Regression after propensity score matching

Mia Pham

Join Date: Mar 2015

Posts: 44
#1

Regression after propensity score matching

06 Oct 2016, 21:10

Hi everyone. I would need your help with the following
I'm running a dif-in-dif analysis and the first stage is to match each observation in the treated group with one ob in the control group by nearest neighbour propensity score.
For simplicity, I use the following sample data

use http://ssc.wisc.edu/sscc/pubs/files/psm,replace

( a treatment indicator t, covariates x1 and x2, and an outcome y)

Then, I use psmatch2 for propensity score match:

psmatch2 t x1 x2, out(y) logit

Now I have new id (generated by stata as _id) of treated observations and id of the matched control observations for each pair. After dropping obs in the control group that are not matched with any obs in the treated group, I now have a new sample

Next, I want to run a regression to test the effect of the treatment and I want the variable t (1 for treated and 0 for control) to capture the difference between treated and control for each pair (that was matched before in the propensity score match). I got confused at this stage because if I simply run:

reg y t x1 x2

then what t captures is the average difference between the whole treated group and the whole control group, instead of the difference for each pair.

Can you please suggest how I can solve this.

Thank you so much
Tags: None
Clyde Schechter

Join Date: Apr 2014

Posts: 29796
#2

06 Oct 2016, 22:58

So, you need the variable which identifies each pair. I haven't used -psmatch2- in a long time and I don't remember how you get that variable. BUt, let's assume you have it and it's called pairid. You also presumably have a subject_id for each person (or firm, or whatever they are). Then you have to account for the pairing as follows:

Code:

mixed y t x1 x2 || pair_id: || subject_id

BUT, there is another problem. You said you want to do a difference in differences analysis. That regression equation doesn't do that. So you also need another variable that indicates pre- and post- onset of treatment status, call it pre_post. Then what you want is:

Code:

mixed y i.t##i.pre_post x1 x2 || pair_id: || subject_id:

The DID estimator of the treatment effect will be the coefficient of 1.t#.pre_post. The best way to understand the results, though, is to look at predicted outcomes in each group both before and after the onset of treatment. -margins t#pre_post- will give you that.
Comment
Mia Pham

Join Date: Mar 2015

Posts: 44
#3

07 Oct 2016, 00:29

Thank you so much Clyde
I forgot to include the variable for pre and post treatment. Sorry about that.
I just want to clarify that I do not have the pair id
-psmatch2- provide _id, which is the id number for all observations (bot treated and control), and next to the column _id is the column _n1, which contains the id number of the obs that being matched with this obs. Since we match each ob in the treated group with 1 ob in the control group, the value of _n1 for obs in control group is missing.
for example:
firm A (treated) has _id=668 is paired with firm B (control) with _id=48
therefore, Firm A value for _n1 =48 while firm B has value for _n1=.

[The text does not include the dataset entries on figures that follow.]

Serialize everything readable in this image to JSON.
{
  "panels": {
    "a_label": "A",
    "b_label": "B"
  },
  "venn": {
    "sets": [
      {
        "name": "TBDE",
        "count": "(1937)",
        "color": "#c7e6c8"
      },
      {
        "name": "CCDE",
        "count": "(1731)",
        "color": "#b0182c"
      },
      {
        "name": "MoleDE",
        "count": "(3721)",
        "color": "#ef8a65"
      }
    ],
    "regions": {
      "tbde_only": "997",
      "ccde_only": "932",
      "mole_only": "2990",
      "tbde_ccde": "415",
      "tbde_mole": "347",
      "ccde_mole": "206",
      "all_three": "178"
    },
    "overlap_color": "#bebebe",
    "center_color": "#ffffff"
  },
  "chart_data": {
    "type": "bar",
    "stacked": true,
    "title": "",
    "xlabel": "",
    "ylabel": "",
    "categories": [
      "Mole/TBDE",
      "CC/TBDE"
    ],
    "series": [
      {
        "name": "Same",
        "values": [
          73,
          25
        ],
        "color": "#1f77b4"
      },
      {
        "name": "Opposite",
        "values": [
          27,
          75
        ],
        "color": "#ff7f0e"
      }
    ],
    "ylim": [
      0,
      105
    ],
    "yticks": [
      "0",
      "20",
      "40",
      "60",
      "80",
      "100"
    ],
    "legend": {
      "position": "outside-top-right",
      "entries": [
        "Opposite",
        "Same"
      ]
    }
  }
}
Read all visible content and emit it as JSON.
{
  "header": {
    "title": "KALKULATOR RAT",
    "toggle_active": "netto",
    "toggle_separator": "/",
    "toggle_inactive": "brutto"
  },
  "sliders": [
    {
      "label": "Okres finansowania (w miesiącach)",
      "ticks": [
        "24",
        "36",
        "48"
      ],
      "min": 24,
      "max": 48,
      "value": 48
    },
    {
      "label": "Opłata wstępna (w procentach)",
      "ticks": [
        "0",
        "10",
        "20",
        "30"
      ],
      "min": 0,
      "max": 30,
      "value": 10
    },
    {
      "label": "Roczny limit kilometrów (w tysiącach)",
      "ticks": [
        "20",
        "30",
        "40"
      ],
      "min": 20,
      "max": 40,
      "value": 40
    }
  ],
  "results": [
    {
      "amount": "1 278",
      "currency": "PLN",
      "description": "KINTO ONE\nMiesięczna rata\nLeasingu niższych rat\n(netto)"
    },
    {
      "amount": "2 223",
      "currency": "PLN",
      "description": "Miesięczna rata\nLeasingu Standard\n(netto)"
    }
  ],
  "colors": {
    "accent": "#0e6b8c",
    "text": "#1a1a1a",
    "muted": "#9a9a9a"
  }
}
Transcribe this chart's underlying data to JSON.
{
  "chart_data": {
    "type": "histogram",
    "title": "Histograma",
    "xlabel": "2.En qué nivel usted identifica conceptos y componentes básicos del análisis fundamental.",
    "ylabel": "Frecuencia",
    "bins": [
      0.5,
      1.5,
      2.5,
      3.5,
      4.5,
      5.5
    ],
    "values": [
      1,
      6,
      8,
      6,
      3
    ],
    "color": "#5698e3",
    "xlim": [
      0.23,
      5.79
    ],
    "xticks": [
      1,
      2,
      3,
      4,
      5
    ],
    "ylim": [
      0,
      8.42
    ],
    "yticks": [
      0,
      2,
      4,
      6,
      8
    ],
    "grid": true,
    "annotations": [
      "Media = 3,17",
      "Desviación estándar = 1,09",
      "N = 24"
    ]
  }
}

In this case what should I do?
I'm thinking that I should create a variable that specify pair id, so that both firm A and B, since being paired with each other, will have the same pair id. However I'm still struggling with that. Can you give me some hints?
Thank you
Comment

Clyde Schechter

Join Date: Apr 2014
Posts: 29796

07 Oct 2016, 00:52

So this should do it:

Code:

* Example generated by -dataex-. To install: ssc install dataex
clear
input float(_id _n1)
32 31
28 27
17 18
 2  1
18 17
25 26
 9 10
12 11
15 16
 5  6
21 22
29 30
19 20
23 24
37 38
36 35
13 14
35 36
33 34
39 40
27 28
34 33
26 25
20 19
38 37
10  9
16 15
31 32
30 29
40 39
 7  8
24 23
 8  7
 4  3
 1  2
11 12
 6  5
 3  4
14 13
22 21
end

gen temp1 = min(_id, _n1)
gen temp2 = max(_id, _n1)
by temp1 temp2, sort: assert _N == 2
by temp1 temp2: gen pair_id = (_n == 1)
replace pair_id = sum(pair_id)
drop temp1 temp2

Note: In the toy data in that example, the pairings are 1 with 2 and 2 with 1, 3 with 4 and 4 with 3, etc. But the code in no way relies on that and will work generally.

Comment

Mia Pham

Join Date: Mar 2015

Posts: 44
#5

07 Oct 2016, 01:15

Thank you so much

I try your code and it works smoothly if a control is being matched with only one treated.
however, in my match, firm B (control) could be matched with both firm A and C (treated)
For example, in the toy data, if 11 with 12 and 22 with 12.
In this case there is an error:

by temp1 temp2, sort: assert _N == 2
522 contradictions in 522 by-groups
assertion is false
r(9);

How should I solve this?
thank you
Comment
Clyde Schechter

Join Date: Apr 2014

Posts: 29796
#6

07 Oct 2016, 11:13

This gets a bit more complicated and I don't want to try to write code based on imaginary data. Please use -dataex- to post a small representative sample of your data. I only need the _id and _n variables.
Comment
Mia Pham

Join Date: Mar 2015

Posts: 44
#7

07 Oct 2016, 17:40

Sorry for the inconvenience. Below is the data sample.

Thank you.

Code:

* Example generated by -dataex-. To install: ssc install dataex clear input int(_id _n1) 25 78 46 78 95 86 34 89 12 92 26 41 78 . 86 . 89 . 92 . 41 . 32 51 51 . end

Last edited by Mia Pham; 07 Oct 2016, 18:01.
Comment

Clyde Schechter

Join Date: Apr 2014
Posts: 29796

07 Oct 2016, 18:22

So it appears in your data that _n1 is sometimes missing, but that values of _n1 can be linked to more than one value of _id. By contrast, _id is never missing, and no value of _id is ever duplicated. Relying on this assumption being true throughout your data:

Code:

* Example generated by -dataex-. To install: ssc install dataex
clear
input int(_id _n1)
25 78
46 78
95 86
34 89
12 92
26 41
78  .
86  .
89  .
92  .
41  .
32 51
51  .
end

isid _id //    VERIFY ASSUMPTION

drop if missing(_n1)
by _n1 (_id), sort: gen _j = _n
reshape wide _id, i(_n1) j(_j)
isid _n1
gen long tuple_id = _n
rename _n1 _id0
reshape long _id, i(tuple_id) j(_j)
drop if missing(_id)
drop _j
sort _id
order _id, first

should do it.

Comment

Mia Pham

Join Date: Mar 2015

Posts: 44
#9

07 Oct 2016, 19:22

I'm sorry for confusing you. Let me try to clarify it.
_id is unique and never missing
for obs that has treat=1, we need to find a _id with treat=0 to match with this.
obs with treat=0, however, is a control group, and we don't need to find its pair.
Therefore _n1 of obs with treat=0 is missing
For example, in the first line: _id=12 (treat 1) is matched with _id =92 , therefore _n1 is 92
if you look for line 12th; you can find that _id=92 has treat=0 and _n1=.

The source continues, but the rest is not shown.